Two of the four Northrop Grumman MQ-8B
Vertical Take-Off and Landing Tactical Unmanned Aerial Vehicles embarked on board
prepare for deployment, June 2012. (Photograph courtesy of Erik Hildebrandt, Naval Air Systems Command)
Klakring visited Panama City (1–4 August 2010) and then passed through the Panama Canal. The ship put into Oranjestad, Aruba (9–13 August), and Willemstad, Curaçao (14–18 August). She visited Santa Marta, Colombia (19–22 August -- the ship briefly put to sea and held a swim call on 20 August). Klakring visited Cartagena, Colombia (28 August–1 September 2010). The following day she returned to counter-narcotics patrols. The ship reported suspicious air contacts to the Joint Inter Agency Task Force (South) in Miami for evaluation, and dispatched her Seahawk to investigate suspicious ships and boats on a daily basis. The absence of an embarked Coast Guard LEDET, however, prevented Klakring from intercepting suspect vessels. The frigate visited Santo Domingo, Dominican Republic (13–17 September 2010), followed by additional training at Guantánamo Bay through 21 September. Klakring returned to NS Mayport at 1700 on 29 September 2010.
Klakring operated as an opposing force for Enterprise later in 2010. She completed maintenance in drydock at BAE Shipyard in Jacksonville (8 February–19 April 2011. Comdr. Darrell S. Canady relieved Comdr. Scott M. Smith as the commanding officer on 25 February. Klakring operated as an opposing force for Iwo Jima (7–22 December 2011). The ship took part in a COMPTUEX (late April–early May 2012).

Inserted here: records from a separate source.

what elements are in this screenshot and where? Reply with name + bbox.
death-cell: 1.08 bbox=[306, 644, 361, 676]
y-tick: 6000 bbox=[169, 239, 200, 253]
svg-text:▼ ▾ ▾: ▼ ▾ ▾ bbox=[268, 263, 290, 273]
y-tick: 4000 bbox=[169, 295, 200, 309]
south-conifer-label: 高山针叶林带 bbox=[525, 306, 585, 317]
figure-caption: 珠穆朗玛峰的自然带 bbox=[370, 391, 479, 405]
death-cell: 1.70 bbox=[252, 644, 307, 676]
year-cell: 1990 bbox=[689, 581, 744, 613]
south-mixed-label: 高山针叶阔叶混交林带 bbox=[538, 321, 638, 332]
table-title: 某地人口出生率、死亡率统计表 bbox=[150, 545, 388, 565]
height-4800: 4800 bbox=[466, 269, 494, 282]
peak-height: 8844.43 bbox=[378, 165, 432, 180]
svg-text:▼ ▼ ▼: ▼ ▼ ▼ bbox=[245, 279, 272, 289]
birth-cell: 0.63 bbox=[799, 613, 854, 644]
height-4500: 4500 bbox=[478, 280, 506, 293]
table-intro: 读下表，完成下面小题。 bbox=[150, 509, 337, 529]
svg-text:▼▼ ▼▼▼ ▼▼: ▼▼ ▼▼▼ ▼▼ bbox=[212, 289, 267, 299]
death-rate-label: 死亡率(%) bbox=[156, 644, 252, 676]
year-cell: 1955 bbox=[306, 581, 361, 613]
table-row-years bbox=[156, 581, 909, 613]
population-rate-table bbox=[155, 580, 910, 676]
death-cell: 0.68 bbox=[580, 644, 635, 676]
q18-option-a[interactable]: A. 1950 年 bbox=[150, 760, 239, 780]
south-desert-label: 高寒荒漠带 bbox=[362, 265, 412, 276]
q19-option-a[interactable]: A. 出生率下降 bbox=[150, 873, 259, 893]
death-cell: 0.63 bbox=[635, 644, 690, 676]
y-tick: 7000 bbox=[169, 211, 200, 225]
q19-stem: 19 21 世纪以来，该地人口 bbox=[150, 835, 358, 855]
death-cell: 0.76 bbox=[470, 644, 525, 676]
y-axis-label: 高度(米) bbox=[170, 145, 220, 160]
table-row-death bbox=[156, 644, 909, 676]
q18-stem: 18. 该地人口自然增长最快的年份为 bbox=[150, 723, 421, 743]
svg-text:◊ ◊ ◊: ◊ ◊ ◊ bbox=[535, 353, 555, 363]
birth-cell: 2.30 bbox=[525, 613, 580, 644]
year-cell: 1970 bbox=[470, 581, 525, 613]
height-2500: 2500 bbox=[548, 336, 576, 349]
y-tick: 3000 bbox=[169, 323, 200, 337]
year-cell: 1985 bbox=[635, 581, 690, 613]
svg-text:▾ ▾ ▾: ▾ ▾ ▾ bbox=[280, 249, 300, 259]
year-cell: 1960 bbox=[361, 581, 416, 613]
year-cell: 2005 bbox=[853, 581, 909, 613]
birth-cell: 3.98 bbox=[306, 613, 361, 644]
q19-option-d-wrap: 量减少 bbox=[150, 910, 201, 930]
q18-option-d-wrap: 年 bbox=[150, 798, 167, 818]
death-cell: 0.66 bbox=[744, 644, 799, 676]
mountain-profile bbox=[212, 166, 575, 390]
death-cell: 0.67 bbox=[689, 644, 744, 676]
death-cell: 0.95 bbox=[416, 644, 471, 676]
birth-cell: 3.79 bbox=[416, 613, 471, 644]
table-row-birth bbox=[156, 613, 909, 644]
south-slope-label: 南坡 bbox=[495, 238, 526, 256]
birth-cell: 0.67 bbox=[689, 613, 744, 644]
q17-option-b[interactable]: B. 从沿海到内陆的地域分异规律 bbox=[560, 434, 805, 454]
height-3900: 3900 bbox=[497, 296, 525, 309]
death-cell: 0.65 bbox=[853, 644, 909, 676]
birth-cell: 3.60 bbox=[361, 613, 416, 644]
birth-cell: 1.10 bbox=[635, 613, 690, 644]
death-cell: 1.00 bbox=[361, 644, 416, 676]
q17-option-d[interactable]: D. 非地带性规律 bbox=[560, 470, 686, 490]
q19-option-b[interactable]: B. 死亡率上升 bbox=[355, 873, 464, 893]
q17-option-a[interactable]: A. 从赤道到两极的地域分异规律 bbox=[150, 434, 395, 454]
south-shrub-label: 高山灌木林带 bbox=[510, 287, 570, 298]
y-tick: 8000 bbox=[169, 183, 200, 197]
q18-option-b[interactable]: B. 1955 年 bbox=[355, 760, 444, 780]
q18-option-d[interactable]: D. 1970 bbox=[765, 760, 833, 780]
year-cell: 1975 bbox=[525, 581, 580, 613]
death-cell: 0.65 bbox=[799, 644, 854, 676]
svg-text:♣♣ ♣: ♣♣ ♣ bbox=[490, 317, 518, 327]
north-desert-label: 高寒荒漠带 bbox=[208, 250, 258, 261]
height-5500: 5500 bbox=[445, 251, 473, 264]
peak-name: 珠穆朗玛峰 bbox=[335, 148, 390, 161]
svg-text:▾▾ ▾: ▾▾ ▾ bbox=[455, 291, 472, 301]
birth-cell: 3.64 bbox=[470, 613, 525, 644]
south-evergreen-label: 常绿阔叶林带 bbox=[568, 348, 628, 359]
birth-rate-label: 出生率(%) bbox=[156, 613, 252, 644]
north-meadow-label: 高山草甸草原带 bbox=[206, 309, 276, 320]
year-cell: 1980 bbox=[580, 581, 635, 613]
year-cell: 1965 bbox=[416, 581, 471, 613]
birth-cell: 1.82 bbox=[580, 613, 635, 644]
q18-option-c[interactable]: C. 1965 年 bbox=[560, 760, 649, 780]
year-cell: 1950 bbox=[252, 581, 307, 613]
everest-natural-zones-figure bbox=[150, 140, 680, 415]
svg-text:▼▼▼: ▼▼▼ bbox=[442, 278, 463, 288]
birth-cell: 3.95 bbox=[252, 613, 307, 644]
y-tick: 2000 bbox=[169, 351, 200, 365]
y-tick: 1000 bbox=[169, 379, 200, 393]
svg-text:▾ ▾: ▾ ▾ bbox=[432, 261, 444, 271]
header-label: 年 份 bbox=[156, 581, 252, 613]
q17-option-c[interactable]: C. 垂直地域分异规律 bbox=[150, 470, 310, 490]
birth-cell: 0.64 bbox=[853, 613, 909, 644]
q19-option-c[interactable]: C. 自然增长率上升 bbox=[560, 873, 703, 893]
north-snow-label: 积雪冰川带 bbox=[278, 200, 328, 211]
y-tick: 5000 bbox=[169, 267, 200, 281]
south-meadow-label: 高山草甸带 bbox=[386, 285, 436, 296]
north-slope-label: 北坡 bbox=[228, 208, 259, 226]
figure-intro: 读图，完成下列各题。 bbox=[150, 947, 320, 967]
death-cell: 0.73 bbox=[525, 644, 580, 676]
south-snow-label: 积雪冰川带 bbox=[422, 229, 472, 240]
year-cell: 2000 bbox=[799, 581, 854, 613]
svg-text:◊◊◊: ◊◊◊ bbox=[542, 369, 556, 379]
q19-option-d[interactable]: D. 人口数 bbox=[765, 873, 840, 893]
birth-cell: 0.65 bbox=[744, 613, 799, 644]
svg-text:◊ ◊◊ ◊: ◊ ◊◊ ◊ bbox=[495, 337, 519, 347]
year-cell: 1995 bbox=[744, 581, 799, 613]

Klakring, with HSL-42 Detachment 2 embarked, sailed from NS Mayport for her final deployment on 29 June 2012. The frigate embarked four Northrop Grumman MQ-8B Fire Scout Vertical Take-Off and Landing Tactical Unmanned Aerial Vehicles to enhance her situational awareness and precision targeting during Intelligence, Surveillance, and Reconnaissance missions. Klakring crossed the equator while en route to the Seychelles (8 September), and returned to Mayport on 1 December 2012.Klakring was decommissioned at Mayport on 22 March 2013.